January 25, 2008
This photo and short article is part of a back-page series in On Campus News that celebrates the University of Saskatchewan art collection. Begun in 1911, the collection comprises more than 4400 objects, including many important examples from various artists and eras. OCN asked Kent Archer, director of the collection, to select and discuss the works in this series.
Artist: F.N. Loveroff
Title: The Backyard
Date: n.d.
Medium: oil on board
Dimensions: 26.5 x 29 cm
Purchased: 1921
On long winter nights on his homestead near Borden, young Doukhobor farmer Frederick Nicholas Loveroff began dabbling with watercolours, probably to relieve the boredom and loneliness. His formal training began in 1913 at the Central Ontario School of Art, and by 1920, Loveroff’s level of recognition earned him election as an associate of the Royal Canada Academy.

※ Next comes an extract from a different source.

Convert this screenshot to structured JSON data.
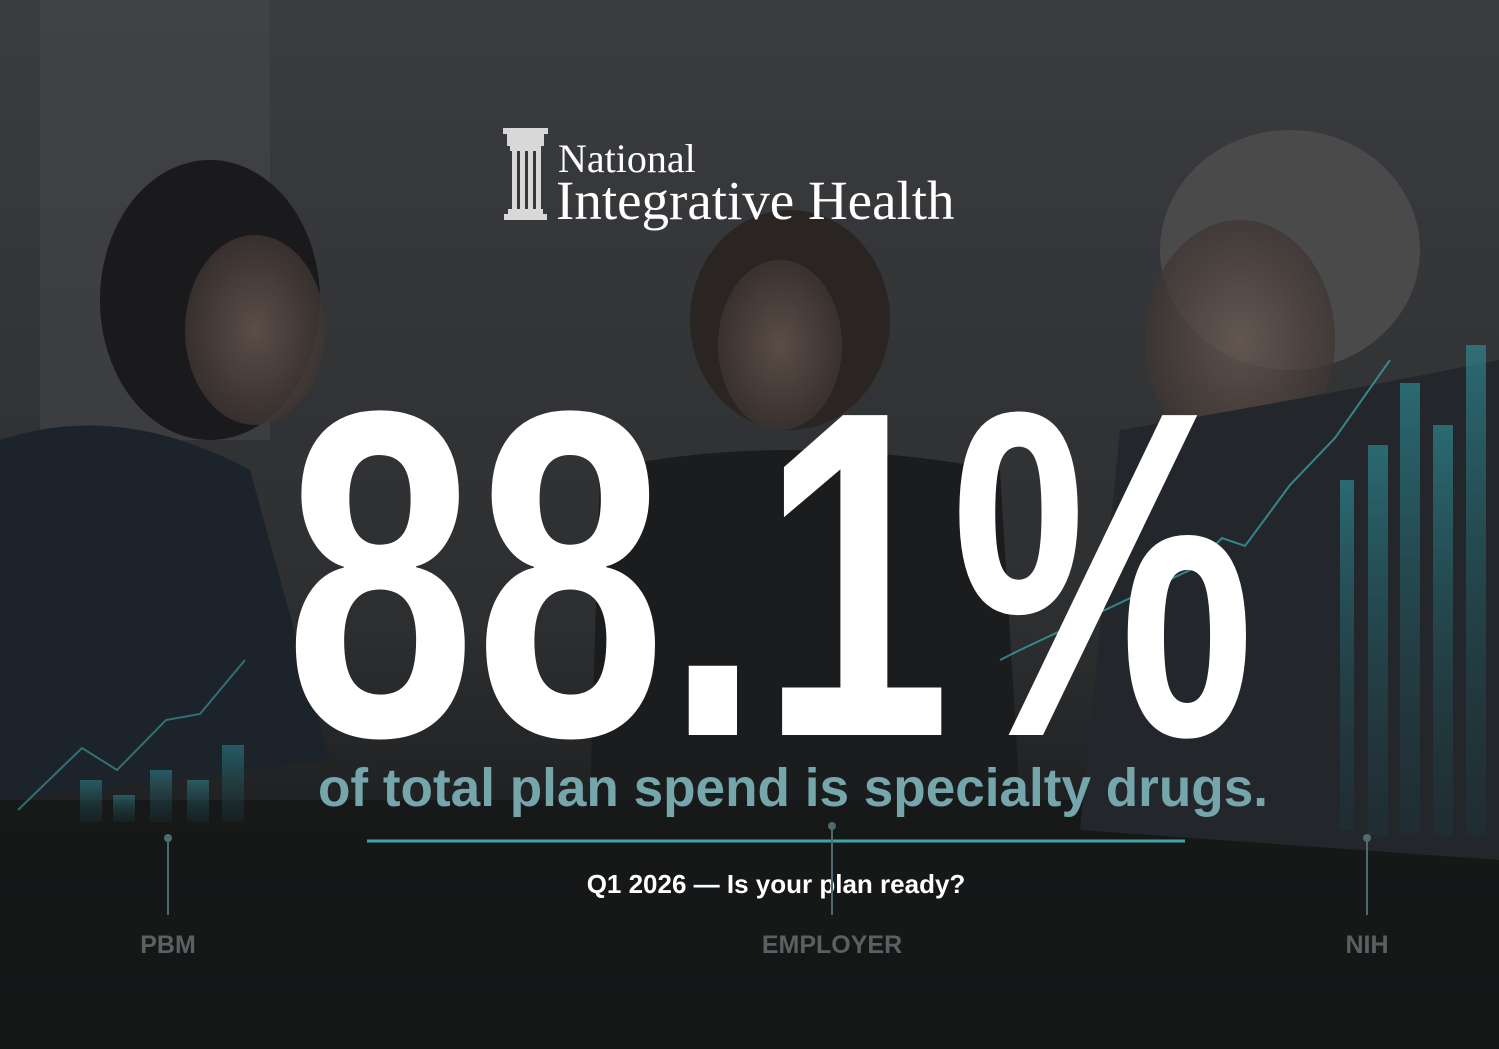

Loveroff spent time early in his career traveling with aboriginal people on trails and by canoe in the territory between Winnipeg and Norway House, the result being many small sketches of forests and lakes. Others, like The Backyard, reveal his interest in farm buildings, people in streets and city houses in winter.
During the Depression, when it was hard to sell anything not related to survival, including paintings, Loveroff chose to store his work in an attic, and in 1934, departed Saskatchewan for California to resume farming. He never painted again. For Archer, part of the attraction of this Loveroff piece is the juxtaposition of the power of the paint and the size of the painting.
“What interests me about this unassuming little painting depicting an ordinary moment is how it’s made extraordinary through the artist’s exquisite colour sense and painterly notations. The loose ease and confidence that Loveroff appears to display in recording this mundane but distinct interval endow the work with a sincere immediacy and strength that belie its modest scale.”